Llegó el Sábado de Gloria,
después de la misa de Resurrección, él regresaría a Morón, donde estaba
destinado en aquella época. Yo no quería volver a la rutina, ¿por qué no se
quedaba con nosotros? Sentí una tristeza tal que me puse a rezar y con toda la
audacia de una adolescente hice un trato con el Señor, sin esperar su
consentimiento: «Ok, Señor, llévatelo, pero que llegue a ser Obispo».
Mi tía quería conseguir algo
para hacer un pequeño brindis después de la misa; su vecina, “La Pupi”, ofreció
el pastel de cumpleaños de su hija. La casa de mi familia estaba justo frente
al cuartel del pueblo, así que siempre estuvimos muy bien “protegidos”, cuando
ya teníamos el pastel listo para ser llevado para la iglesia, llegaron dos
militares a la casa y nos dijeron que: «cuidadito con trasladar el pastel para
la iglesia».
Me han contado que cuando el
Padre Juan viene a Miami, se va cargado de cubitos de sopa de pollo para las
caldosas que ofrece la Iglesia a los necesitados. Cuando estuvo de sacerdote en
el pueblo de Florida, provincia Camagüey, muchos ancianos pudieron tomar, al
menos, una comida caliente al día. En uno de sus viajes, regresó a Cuba con más
de doscientos panties para que las señoras con cáncer pudieran asistir a
sus tratamientos en el hospital oncológico, debidamente cubiertas.
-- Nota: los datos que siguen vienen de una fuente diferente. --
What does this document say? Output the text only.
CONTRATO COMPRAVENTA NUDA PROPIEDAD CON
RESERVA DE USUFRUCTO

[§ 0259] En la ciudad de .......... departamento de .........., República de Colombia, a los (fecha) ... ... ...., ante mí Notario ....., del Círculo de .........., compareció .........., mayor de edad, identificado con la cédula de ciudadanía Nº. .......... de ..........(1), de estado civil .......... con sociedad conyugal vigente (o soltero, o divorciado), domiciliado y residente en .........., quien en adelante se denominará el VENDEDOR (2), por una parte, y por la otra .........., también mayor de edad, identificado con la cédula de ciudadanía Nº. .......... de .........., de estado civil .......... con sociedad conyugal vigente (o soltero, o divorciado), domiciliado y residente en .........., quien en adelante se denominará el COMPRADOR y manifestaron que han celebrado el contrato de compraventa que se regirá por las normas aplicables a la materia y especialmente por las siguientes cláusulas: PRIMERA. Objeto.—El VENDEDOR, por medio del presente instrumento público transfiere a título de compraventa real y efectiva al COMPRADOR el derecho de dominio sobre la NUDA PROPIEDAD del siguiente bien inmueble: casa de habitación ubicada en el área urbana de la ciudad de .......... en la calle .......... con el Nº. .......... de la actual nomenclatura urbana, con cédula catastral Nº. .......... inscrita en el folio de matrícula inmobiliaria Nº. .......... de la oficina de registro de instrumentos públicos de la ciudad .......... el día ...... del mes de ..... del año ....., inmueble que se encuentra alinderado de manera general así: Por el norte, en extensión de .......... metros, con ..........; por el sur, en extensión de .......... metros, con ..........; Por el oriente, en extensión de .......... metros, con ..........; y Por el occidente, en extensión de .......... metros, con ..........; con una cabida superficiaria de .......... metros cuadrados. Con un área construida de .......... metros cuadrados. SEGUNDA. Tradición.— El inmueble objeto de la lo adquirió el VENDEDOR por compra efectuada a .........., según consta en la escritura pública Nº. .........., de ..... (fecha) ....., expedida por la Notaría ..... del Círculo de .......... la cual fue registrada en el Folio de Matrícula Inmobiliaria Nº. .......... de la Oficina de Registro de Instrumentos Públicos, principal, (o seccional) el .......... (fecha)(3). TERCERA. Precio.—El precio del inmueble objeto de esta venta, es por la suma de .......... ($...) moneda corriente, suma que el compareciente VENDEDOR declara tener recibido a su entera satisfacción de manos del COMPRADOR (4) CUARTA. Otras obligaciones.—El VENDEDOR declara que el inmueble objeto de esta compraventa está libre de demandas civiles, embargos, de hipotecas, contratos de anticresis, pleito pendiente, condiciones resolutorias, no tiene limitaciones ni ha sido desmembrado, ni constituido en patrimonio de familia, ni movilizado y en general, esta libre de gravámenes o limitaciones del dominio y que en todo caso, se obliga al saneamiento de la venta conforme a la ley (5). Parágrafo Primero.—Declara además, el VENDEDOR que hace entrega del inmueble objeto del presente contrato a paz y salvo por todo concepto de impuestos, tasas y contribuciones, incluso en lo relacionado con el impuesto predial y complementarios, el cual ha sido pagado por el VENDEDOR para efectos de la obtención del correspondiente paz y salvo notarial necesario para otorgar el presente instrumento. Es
No me sorprendería, viendo
lo libre que es este Papa que Dios nos ha regalado, que permita que seamos los
feligreses los que elijamos a nuestro próximo cardenal y viniendo del Papa esta
dispensa, seguro los cubanos del exilio también vamos a poder votar.
Si en una semana en mi
pueblo, siendo todavía un curita joven, el Padre Juan pudo acabar con los
murciélagos, reparar casi todo lo que estaba roto, llenar la iglesia, y con una
sola mirada enseñarnos a perdonar a los ladrones de la campana, cuanto más
podría hacer como cardenal de un pueblo al que en cualquier momento se le puede
morir la esperanza.
* Profesora
de Español y Literatura.
Reproducido de
El Nuevo Herald, Miami.
Enviado por Ramón y Adela
Ramos.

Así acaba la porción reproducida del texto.